I was in no shape to drive-I could hardly see the road-but I was not going to stay there an­other second. Somehow, God got me from Burlington to Toronto along the QEW-how, I don't know. All I know is I kept praying and got home safely.

 

The next day, I was beside myself from the experience. I called my sister and told her the whole story.

 

She told me, "Bill, they saw Him in you." "Saw who?" I asked.

 

"The Holy Spirit. Don't you remember Bill? You asked Jesus into your heart all those years ago. He's still there Bill. Somehow, with all that danger around you, He just had to come out and make his presence known. You might not have known it, but your friends saw it and they hated you for it."

 

I knew it was true, and in my heart I made a new commitment to get right with God. It took many years, much drug rehabilitation, and many prayers to get myself where I am now. I thank God for His patience and faithfulness. I didn't deserve it, yet in His grace, God remembered that one innocent, heartfelt prayer of a ten-year-old kid. Many times since that crazy party I've wondered "Did it really happen, or was it just a case of too many drugs and a wild imagination?" It seemed so real to me, yet at the same time, so strange that I could hardly believe what had happened.

 

About a year ago, I attended the wedding of one of the guys from that old crowd.
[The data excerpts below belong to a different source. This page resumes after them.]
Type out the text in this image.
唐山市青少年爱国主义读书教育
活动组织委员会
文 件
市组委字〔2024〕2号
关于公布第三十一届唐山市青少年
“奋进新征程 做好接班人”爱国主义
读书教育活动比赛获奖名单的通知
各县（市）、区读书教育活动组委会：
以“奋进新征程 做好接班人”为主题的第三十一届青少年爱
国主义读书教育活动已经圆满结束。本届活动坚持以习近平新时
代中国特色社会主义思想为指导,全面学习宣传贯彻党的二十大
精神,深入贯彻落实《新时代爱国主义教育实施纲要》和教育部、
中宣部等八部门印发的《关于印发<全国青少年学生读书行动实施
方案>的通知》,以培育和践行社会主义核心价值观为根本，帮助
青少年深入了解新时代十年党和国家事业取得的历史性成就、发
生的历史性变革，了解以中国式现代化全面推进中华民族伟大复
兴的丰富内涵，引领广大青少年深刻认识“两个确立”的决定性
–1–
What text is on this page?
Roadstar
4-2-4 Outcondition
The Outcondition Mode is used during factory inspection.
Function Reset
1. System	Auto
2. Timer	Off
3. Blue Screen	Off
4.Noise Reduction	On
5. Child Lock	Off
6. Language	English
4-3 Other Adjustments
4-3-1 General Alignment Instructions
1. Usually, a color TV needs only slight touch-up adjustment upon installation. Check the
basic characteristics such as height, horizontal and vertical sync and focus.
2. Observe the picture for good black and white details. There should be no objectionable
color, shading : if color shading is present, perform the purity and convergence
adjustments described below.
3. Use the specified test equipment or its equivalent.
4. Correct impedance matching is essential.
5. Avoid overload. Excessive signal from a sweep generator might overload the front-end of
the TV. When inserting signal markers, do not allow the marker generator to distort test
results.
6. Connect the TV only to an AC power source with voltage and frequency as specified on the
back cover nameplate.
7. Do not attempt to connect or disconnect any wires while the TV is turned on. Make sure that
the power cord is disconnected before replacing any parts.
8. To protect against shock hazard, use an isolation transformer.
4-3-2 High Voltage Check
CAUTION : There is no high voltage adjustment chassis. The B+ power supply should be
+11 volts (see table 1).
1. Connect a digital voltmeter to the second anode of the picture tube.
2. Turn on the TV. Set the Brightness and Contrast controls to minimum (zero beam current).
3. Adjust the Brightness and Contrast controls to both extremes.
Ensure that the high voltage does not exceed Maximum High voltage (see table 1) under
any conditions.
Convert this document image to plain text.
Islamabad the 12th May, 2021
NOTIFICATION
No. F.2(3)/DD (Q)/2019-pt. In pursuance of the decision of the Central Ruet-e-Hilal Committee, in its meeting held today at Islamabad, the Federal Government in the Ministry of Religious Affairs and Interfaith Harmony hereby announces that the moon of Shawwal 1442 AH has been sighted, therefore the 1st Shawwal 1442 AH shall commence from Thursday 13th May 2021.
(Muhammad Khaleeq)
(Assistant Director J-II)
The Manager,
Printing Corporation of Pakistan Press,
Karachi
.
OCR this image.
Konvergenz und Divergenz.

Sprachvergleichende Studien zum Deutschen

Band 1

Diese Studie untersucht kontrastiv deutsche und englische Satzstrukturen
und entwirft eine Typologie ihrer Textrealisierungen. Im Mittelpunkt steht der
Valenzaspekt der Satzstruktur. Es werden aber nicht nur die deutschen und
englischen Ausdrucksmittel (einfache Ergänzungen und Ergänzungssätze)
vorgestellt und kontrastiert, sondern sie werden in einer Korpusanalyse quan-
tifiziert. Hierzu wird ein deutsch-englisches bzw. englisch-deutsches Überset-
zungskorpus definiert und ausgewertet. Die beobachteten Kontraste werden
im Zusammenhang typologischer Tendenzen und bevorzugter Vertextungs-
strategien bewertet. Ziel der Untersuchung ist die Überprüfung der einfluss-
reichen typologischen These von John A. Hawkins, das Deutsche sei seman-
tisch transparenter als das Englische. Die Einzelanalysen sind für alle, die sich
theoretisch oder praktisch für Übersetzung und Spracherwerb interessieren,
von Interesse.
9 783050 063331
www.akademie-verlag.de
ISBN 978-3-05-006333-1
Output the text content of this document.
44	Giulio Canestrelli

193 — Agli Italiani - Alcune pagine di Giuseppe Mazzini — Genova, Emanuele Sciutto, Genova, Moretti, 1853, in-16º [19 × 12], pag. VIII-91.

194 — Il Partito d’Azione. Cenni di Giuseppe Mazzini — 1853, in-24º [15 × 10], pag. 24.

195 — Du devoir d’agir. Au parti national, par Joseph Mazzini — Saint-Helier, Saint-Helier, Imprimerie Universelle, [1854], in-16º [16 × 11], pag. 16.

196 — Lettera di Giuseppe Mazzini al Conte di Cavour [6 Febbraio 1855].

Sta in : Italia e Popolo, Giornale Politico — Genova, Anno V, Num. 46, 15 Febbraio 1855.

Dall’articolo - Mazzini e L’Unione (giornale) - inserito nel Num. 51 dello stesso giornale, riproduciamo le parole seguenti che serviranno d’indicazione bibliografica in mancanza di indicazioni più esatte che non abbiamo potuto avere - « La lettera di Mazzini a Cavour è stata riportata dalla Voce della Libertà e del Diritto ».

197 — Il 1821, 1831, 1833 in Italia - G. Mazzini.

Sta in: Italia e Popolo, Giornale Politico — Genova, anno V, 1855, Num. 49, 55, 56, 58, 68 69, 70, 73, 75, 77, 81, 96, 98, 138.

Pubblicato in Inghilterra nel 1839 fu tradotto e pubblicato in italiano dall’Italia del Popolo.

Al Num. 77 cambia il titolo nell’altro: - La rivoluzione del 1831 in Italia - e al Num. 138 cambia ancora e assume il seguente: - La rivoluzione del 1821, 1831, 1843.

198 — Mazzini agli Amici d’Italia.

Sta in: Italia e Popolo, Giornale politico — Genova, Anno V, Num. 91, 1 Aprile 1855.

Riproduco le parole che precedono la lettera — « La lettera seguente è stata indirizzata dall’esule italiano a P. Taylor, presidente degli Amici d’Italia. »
It was a nice wedding. We caught up on the changes that had taken place in our lives over the years, and it was actually good to see them. Everything was going fine, until late in the evening. I was dancing with my wife, when suddenly a terrible, creepy feeling came over me. I turned around and saw a bunch of those same guys sitting at a table, watching me. As I looked at them, one of the guys held one forger up to each side of his head, like devil's horns, and sneered at me.

 

It had been real after all. Once again it was time to go home.

 

- Bill Wood; edited by Vicki Wood [Bill and Vicki live in Picton, Ontario.]